Will a recreational pot measure give one company an economic high?
A new advertisement from the Vote No on 3 campaign asserts that the ballot measure was written to give the state's largest medical marijuana company a monopoly on the Florida market.
"They wrote it, they rigged it, and they're hoping you fall for it," a narrator says in the 30-second spot. "Amendment 3 isn't the 'marijuana' amendment. It's the 'monopoly' amendment."
While the ad itself never mentions a business by name, a press release makes clear the target: Trulieve. That company through mid-August provided $65 million of the nearly $72 million raised to date for the Smart & Safe Florida campaign supporting Amendment 3. That followed the company completely financing the effort to get the measure on the ballot.
Vote No on 3 campaign officials predicted the measure will fail if voters see it as an effort by a single company to back its own private interests.
"Floridians know a bad deal when they see one," said Vote No on 3 spokeswoman Sarah Bascom. "This amendment does nothing for them and was written solely to pad the profits of the mega marijuana corporations by granting them a monopoly. It's not about access to weed, it's about corporate greed."
The ad focuses, as a result, less on what the amendment will allow if passed and more on what will remain against the law.
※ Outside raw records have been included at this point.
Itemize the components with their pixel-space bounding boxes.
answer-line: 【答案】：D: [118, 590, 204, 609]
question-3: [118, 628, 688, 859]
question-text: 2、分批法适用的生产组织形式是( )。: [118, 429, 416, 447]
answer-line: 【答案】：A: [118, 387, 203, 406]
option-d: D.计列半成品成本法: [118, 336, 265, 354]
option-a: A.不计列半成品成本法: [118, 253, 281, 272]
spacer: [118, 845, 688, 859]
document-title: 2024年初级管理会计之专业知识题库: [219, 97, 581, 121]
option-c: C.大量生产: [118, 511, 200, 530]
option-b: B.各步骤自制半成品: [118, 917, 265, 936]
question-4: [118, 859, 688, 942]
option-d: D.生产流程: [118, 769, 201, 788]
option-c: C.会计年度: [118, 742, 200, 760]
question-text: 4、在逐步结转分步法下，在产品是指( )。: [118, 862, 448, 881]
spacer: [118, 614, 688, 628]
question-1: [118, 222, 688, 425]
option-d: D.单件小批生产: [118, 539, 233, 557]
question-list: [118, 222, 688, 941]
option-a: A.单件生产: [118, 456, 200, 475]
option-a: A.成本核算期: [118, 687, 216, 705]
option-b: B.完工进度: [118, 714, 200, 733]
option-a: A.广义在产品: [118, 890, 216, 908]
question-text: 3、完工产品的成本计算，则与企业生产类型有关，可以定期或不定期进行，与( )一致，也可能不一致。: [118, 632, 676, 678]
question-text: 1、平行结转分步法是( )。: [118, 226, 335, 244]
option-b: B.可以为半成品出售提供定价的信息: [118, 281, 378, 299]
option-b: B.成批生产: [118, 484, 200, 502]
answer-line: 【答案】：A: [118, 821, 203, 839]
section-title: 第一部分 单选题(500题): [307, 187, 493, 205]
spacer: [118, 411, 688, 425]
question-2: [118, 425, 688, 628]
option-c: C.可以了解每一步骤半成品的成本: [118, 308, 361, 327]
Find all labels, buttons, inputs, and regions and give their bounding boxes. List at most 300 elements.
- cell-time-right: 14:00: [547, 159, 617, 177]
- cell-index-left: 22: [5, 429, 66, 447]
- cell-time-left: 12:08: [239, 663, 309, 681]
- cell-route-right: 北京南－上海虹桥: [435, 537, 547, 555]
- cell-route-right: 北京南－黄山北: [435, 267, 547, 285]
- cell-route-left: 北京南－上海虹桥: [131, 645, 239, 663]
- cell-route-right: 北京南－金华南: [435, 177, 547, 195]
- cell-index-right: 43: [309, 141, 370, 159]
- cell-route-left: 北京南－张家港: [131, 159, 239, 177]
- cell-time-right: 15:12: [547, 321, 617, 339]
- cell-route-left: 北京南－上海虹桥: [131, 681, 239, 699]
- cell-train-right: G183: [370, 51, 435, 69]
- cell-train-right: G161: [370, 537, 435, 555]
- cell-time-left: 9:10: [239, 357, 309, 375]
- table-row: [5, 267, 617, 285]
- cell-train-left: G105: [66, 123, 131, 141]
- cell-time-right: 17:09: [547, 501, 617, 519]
"Marijuana mega corporations spent 60 million bucks putting Amendment 3 on your ballot," the narrator states. "Why? It entrenches their monopoly, bans homegrown pot, and gives special licenses to corporations."
The ad suggests that no businesses act philanthropically.
"Giant corporations don't do things out of the goodness of their heart. They do things to make money. And that's exactly why they wrote Amendment 3," the ad states.
The ad continues by saying the campaign for the amendment has tried to prevent the measure as reasonable policy, when really it would benefit the business most heavily invested in it.